Genius: exceptional intellectual or creative power or other natural ability. This definition comes from the Oxford English Dictionary. Now, the misuse of terms in media and the like is nothing new. We see the term ‘genius’ used on a daily basis to describe everything from Lurpak butter to Keith Lemon. In reality, how many geniuses (musically speaking) have ever lived and breathed?
Take the realm of pop music. It’s a broad term, and I’m using it to comprise everything from 1960s-psychedelia to 2012 dubstep. Who, in those fifty odd years, has changed the world around them through music? The Beatles did it, for sure. After that, The Sex Pistols did it. The Smiths, Oasis, and Nirvana – they all came close. However, there’s one man who shines out as probably music’s single greatest wordsmith, a man who was plagued by his own crippling insecurities and fragility, and a man whose brief life was marred by a series of personal tragedies. That man is Ian Curtis, and he came from Macclesfield.
You see many music websites searching to define such things as ‘The Ultimate Frontman’ and, without fail, the same old names appear: Jackson, Bowie, Gallagher, Mercury, Jagger. It’s a testament to Curtis that he doesn’t appear. He wasn’t a showman. He was barely even comfortable onstage, yet he produced some of the most dark, harrowing and boundary-pushing music I’ve ever head. He is celebrated as if a cult hero, and that’s because misfits everywhere can resonate with him. He was Kurt Cobain before Nirvana even walked. He was Morrissey before The Smiths had even met.
His ability to entwine words together to create beautiful turns of phrase is unchallenged. He is, simply, the most intellectual man to ever write music. As a songwriter, he cannot and will not ever be beaten. His dangerous anxieties all feed into the cult of Ian Curtis. He suffered deeply from epilepsy, and footage of Ian Curtis dancing is as humorous as it is disturbing. The ghostly vacant eyes, the awkward on-stage demeanour… He was, and always will be, the king of the uncomfortable.
Curtis married his childhood sweetheart Deborah when he was just nineteen. His band Joy Division were going places with Tony Wilson and Factory Records. Then a series of events so tragic and dark began and were unable to be stopped, resulting in the loss of a life so talented and artistic that it was perhaps the most unfortunate of all premature musical deaths ever. Curtis’ health was flailing, and his marriage was in crisis following an affair with Annik Honore (closely depicted in Anton Corbijn’s 2007 film Control).
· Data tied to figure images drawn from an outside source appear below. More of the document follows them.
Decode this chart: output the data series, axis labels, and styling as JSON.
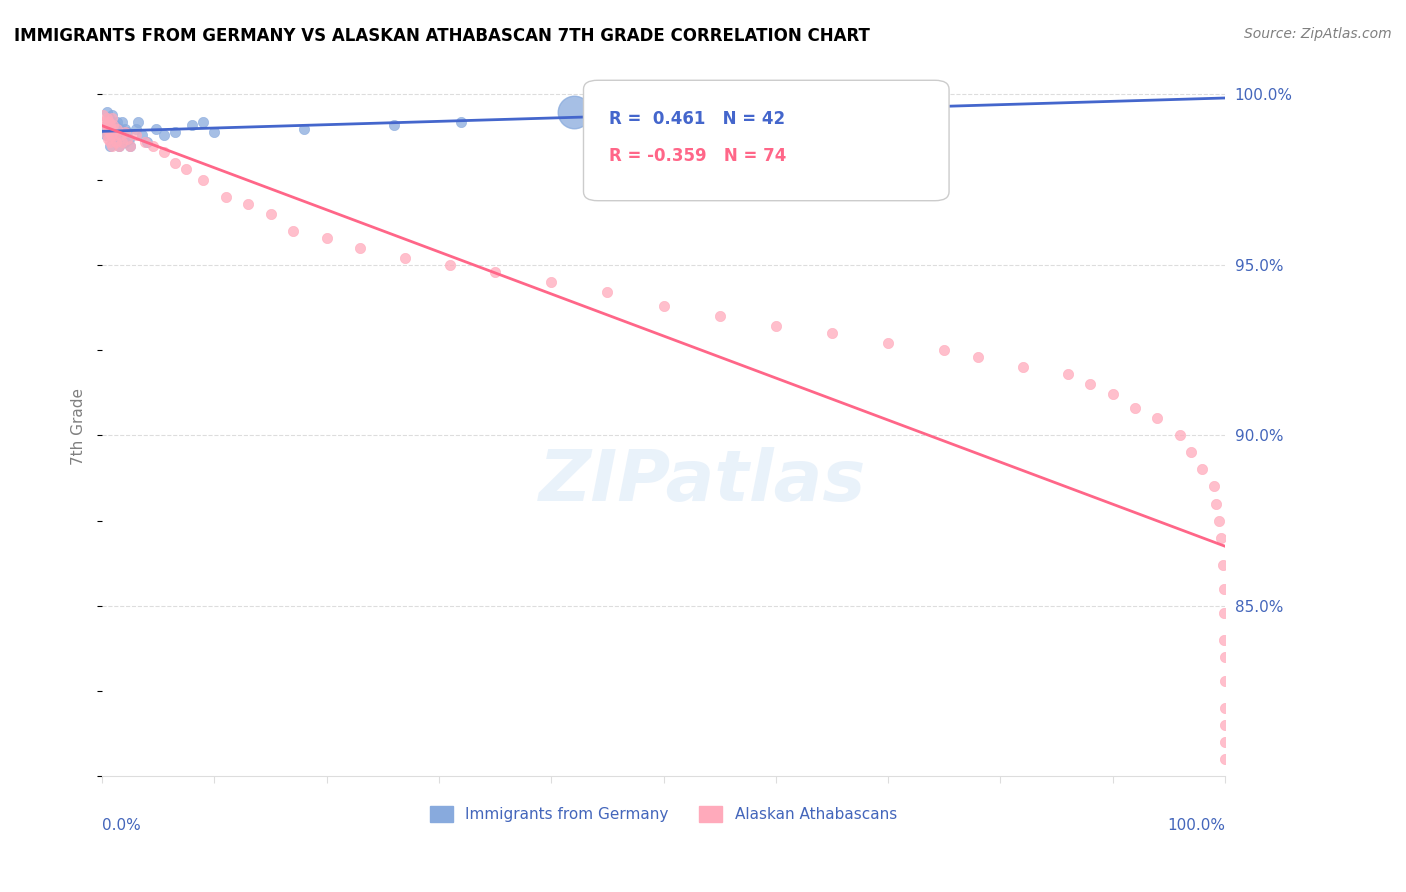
{
  "title": "IMMIGRANTS FROM GERMANY VS ALASKAN ATHABASCAN 7TH GRADE CORRELATION CHART",
  "source": "Source: ZipAtlas.com",
  "legend_blue_label": "Immigrants from Germany",
  "legend_pink_label": "Alaskan Athabascans",
  "ylabel": "7th Grade",
  "R_blue": 0.461,
  "N_blue": 42,
  "R_pink": -0.359,
  "N_pink": 74,
  "blue_color": "#88AADD",
  "pink_color": "#FFAABB",
  "blue_line_color": "#4466CC",
  "pink_line_color": "#FF6688",
  "blue_points_x": [
    0.002,
    0.003,
    0.004,
    0.005,
    0.005,
    0.006,
    0.006,
    0.007,
    0.007,
    0.008,
    0.008,
    0.009,
    0.009,
    0.01,
    0.01,
    0.011,
    0.012,
    0.013,
    0.013,
    0.015,
    0.016,
    0.017,
    0.018,
    0.02,
    0.02,
    0.022,
    0.024,
    0.025,
    0.03,
    0.032,
    0.035,
    0.04,
    0.048,
    0.055,
    0.065,
    0.08,
    0.09,
    0.1,
    0.18,
    0.26,
    0.32,
    0.42
  ],
  "blue_points_y": [
    0.99,
    0.988,
    0.995,
    0.992,
    0.988,
    0.993,
    0.99,
    0.991,
    0.985,
    0.989,
    0.992,
    0.994,
    0.987,
    0.99,
    0.988,
    0.991,
    0.989,
    0.987,
    0.992,
    0.985,
    0.99,
    0.988,
    0.992,
    0.99,
    0.986,
    0.989,
    0.987,
    0.985,
    0.99,
    0.992,
    0.988,
    0.986,
    0.99,
    0.988,
    0.989,
    0.991,
    0.992,
    0.989,
    0.99,
    0.991,
    0.992,
    0.995
  ],
  "blue_large_idx": 41,
  "pink_points_x": [
    0.001,
    0.002,
    0.003,
    0.004,
    0.004,
    0.005,
    0.005,
    0.006,
    0.006,
    0.007,
    0.007,
    0.008,
    0.008,
    0.009,
    0.009,
    0.01,
    0.01,
    0.011,
    0.012,
    0.013,
    0.015,
    0.016,
    0.018,
    0.02,
    0.022,
    0.025,
    0.03,
    0.038,
    0.045,
    0.055,
    0.065,
    0.075,
    0.09,
    0.11,
    0.13,
    0.15,
    0.17,
    0.2,
    0.23,
    0.27,
    0.31,
    0.35,
    0.4,
    0.45,
    0.5,
    0.55,
    0.6,
    0.65,
    0.7,
    0.75,
    0.78,
    0.82,
    0.86,
    0.88,
    0.9,
    0.92,
    0.94,
    0.96,
    0.97,
    0.98,
    0.99,
    0.992,
    0.995,
    0.997,
    0.998,
    0.999,
    0.999,
    0.999,
    1.0,
    1.0,
    1.0,
    1.0,
    1.0,
    1.0
  ],
  "pink_points_y": [
    0.994,
    0.992,
    0.991,
    0.988,
    0.993,
    0.99,
    0.987,
    0.992,
    0.989,
    0.991,
    0.986,
    0.99,
    0.988,
    0.993,
    0.985,
    0.989,
    0.991,
    0.988,
    0.986,
    0.99,
    0.985,
    0.988,
    0.986,
    0.989,
    0.987,
    0.985,
    0.988,
    0.986,
    0.985,
    0.983,
    0.98,
    0.978,
    0.975,
    0.97,
    0.968,
    0.965,
    0.96,
    0.958,
    0.955,
    0.952,
    0.95,
    0.948,
    0.945,
    0.942,
    0.938,
    0.935,
    0.932,
    0.93,
    0.927,
    0.925,
    0.923,
    0.92,
    0.918,
    0.915,
    0.912,
    0.908,
    0.905,
    0.9,
    0.895,
    0.89,
    0.885,
    0.88,
    0.875,
    0.87,
    0.862,
    0.855,
    0.848,
    0.84,
    0.835,
    0.828,
    0.82,
    0.815,
    0.81,
    0.805
  ],
  "xlim": [
    0.0,
    1.0
  ],
  "ylim": [
    0.8,
    1.005
  ],
  "yticks": [
    0.85,
    0.9,
    0.95,
    1.0
  ],
  "ytick_labels": [
    "85.0%",
    "90.0%",
    "95.0%",
    "100.0%"
  ],
  "xtick_labels_left": "0.0%",
  "xtick_labels_right": "100.0%",
  "axis_label_color": "#4466BB",
  "grid_color": "#DDDDDD",
  "watermark_text": "ZIPatlas",
  "watermark_color": "#AACCEE",
  "watermark_alpha": 0.25
}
It was all too much for a young, burdened Northern boy. Thirty-two years ago to this day, in his Macclesfield house, he hanged himself in the kitchen. To this day, there is no plaque. There is no observation towards a beautiful and memorable life. If you walked around his town, you’d see no mention of the tall, dark and shy lad who used to live at 77 Barton Street.
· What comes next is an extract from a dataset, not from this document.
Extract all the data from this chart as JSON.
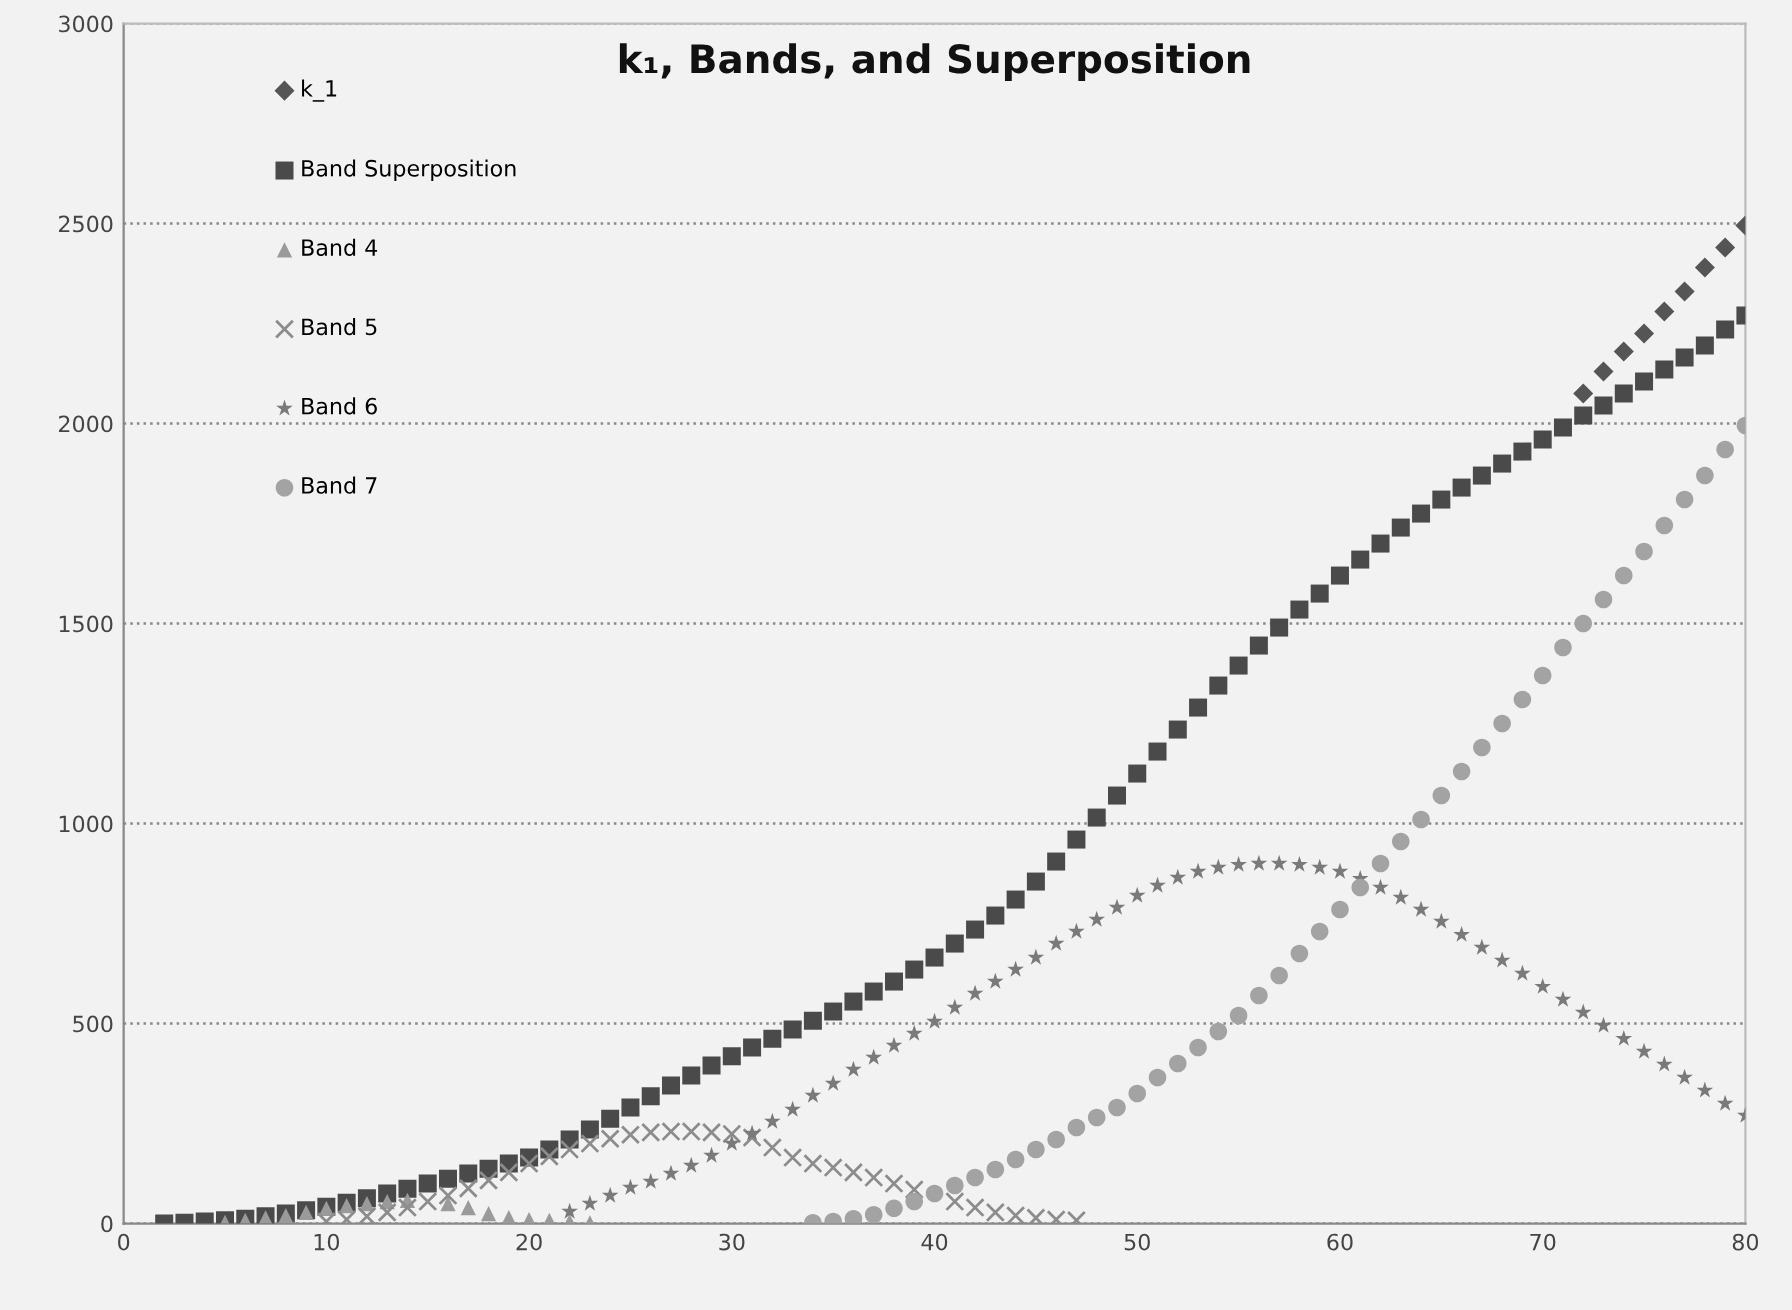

Despite this, his grave still attracts mourners. The stone memorial, with the haunting and tragic ‘Love Will Tear Us Apart’ emblazoned on it, stands firm. There are thousands of gifts given yearly, from cigarettes and flowers to records and pictures. Ian Curtis still inspires a new generation. His ability to focus on alienation, death and loneliness remains unparalleled by any lyricist. He remains one of the most brave and tragic figures ever in music.
To celebrate his life and to commemorate the thirty-two-year anniversary of his death, I have compiled a selection of my favourite lyrics from a boy who shows us, even thirty-two years on, the dangerous effects of anxious loneliness and isolation and the inability to cope with the pressures of a world that expects something from you. Ian Curtis: touching from a distance, further all the time.
“You cry out in your sleep, all my failings exposed. There’s a taste in my mouth, as desperation takes hold. Something so good, just can’t function no more” – Joy Division – ‘Love Will Tear Us Apart’.
“Confusion in her eyes that says it all. She’s lost control. She’s clinging to the nearest passer-by. She’s lost control” – Joy Division – ‘She’s Lost Control’.
“To the centre of the city where all roads meet, waiting for you. To the depths of the ocean where all hopes sank, searching for you” – Joy Division – ‘Shadowplay’.
“I’m ashamed of all the things I’ve been put through. I’m ashamed of the person I am” – Joy Division – ‘Isolation’.
“We all need the security that belonging brings” – Joy Division – ‘Novelty’.
“Don’t walk away in silence” – Joy Division – ‘Atmosphere’.
“We knocked on the door of Hell’s darker chamber, pushed to the limit, we dragged ourselves in” – Joy Division – ‘Decades’.